Covered businesses should, at a bare minimum:

  1. Limit the number of people who have direct, physical access to workplaces and devices that have access to protected health information (PHI). This also involves the utilization of other physical security measures, such as locks, alarms, ID badges, and CCTV cameras, for the safety of your physical facilities.
  2. Establishing a set of protocols is necessary to specify who can use these workspaces and devices and how they can be utilized.
  3. Establish protocols for safely deleting protected health information (PHI) on a device before its retirement from service.

2. Administrative safeguards

Policies and procedures developed specifically to secure patient information at the administrative level are included in administrative safeguards. This could involve naming a security officer, carrying out risk assessments, providing personnel training, and other similar activities.

Employees need to receive adequate training on secure file sharing for business and understanding HIPAA to recognize phishing attempts and guarantee that protected health information (PHI) is never disclosed to third parties without permission.

Establish a robust security management plan that outlines the processes for conducting risk assessments and identifies all potential hazards related to the protected health information (PHI) your organization stores. Additionally, it ought to include an incident response plan (IRP), which ought to be executed in the event that an incident involving PHI takes place.

Establish stringent access controls to guarantee that personal health information (PHI) is only made available to those who have a genuine requirement.

3. Protective measures using technology

According to the HIPAA Security Rule, “the technology and the policies and procedures for its usage that protect the electronic health information and control the access to it” defines “technical safeguards.”

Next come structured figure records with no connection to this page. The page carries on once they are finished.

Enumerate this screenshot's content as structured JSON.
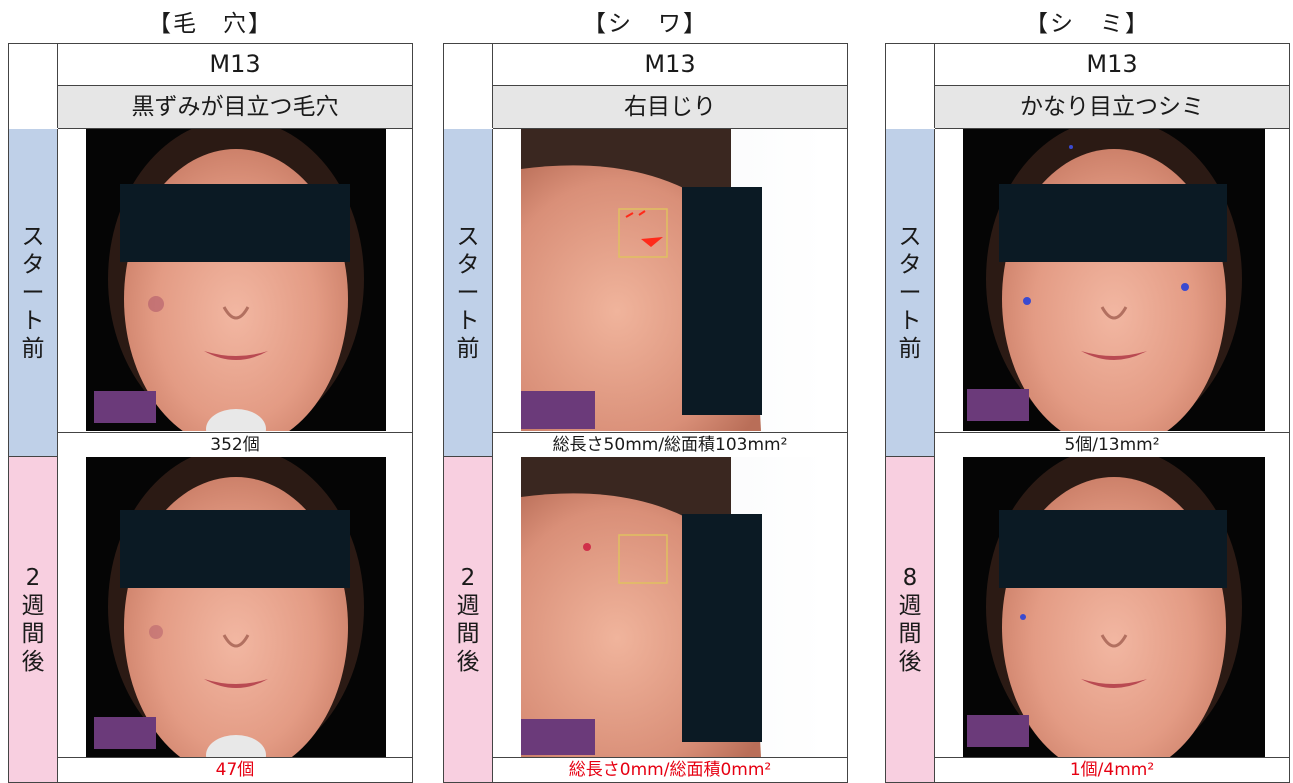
{
  "panels": [
    {
      "heading": "【毛　穴】",
      "code": "M13",
      "subject": "黒ずみが目立つ毛穴",
      "before_label": "スタート前",
      "after_label": "2週間後",
      "before_result": "352個",
      "after_result": "47個"
    },
    {
      "heading": "【シ　ワ】",
      "code": "M13",
      "subject": "右目じり",
      "before_label": "スタート前",
      "after_label": "2週間後",
      "before_result": "総長さ50mm/総面積103mm²",
      "after_result": "総長さ0mm/総面積0mm²"
    },
    {
      "heading": "【シ　ミ】",
      "code": "M13",
      "subject": "かなり目立つシミ",
      "before_label": "スタート前",
      "after_label": "8週間後",
      "before_result": "5個/13mm²",
      "after_result": "1個/4mm²"
    }
  ],
  "colors": {
    "before_band": "#bfd0e8",
    "after_band": "#f8cfe0",
    "after_result_text": "#e60012",
    "subject_band": "#e6e6e6",
    "censor_bar": "#0b1a24"
  }
}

In other words, they are the specific technical safeguards that must be in place to secure personally identifiable health information (PHI).

This covers the way the PHI is stored, its location, the manner in which it is accessed and shared, and authentication and encryption procedures, among other things. Use an industry-grade encryption technique to ensure that all protected health information (PHI) is securely encrypted at rest and while in transit.

This is a requirement to ensure that you have the essential safeguards. In addition, the implementation of procedures to restrict access to the decryption keys to only those authorized to do so is also included. Even if an adversary can access the data, they cannot read it due to the robust data encryption that has been implemented.

Establish the required access controls to prevent unauthorized access to protected health information (PHI). When accessing and sharing sensitive patient data, this includes associating a one-of-a-kind ID with every user and mandating the use of multi-factor authentication.

Implement auditing capabilities that comply with the requirements provided by the National Institute of Standards and Technology (NIST). This ensures that you have a detailed and tamper-proof audit trail of all events relating to how PHI is accessed and shared and any other relevant activities that take place within your IT environment. Additionally, this brings about race of mind that your audit trail cannot be altered.

Protect the confidentiality of all PHI by ensuring that it is not misused in any way, particularly by preventing information from being altered or disposed of without the appropriate authority.

Firewall

For your server environment to be compliant with HIPAA server regulations, you are required to have a firewall that is completely deployed.

Because web applications present their unique challenges and have become such a frequent target for intrusions, server environments typically have a combination of perimeter and server-side firewalls as well as solutions specifically designed for web applications. This is because web applications have become such a frequent target for attacks.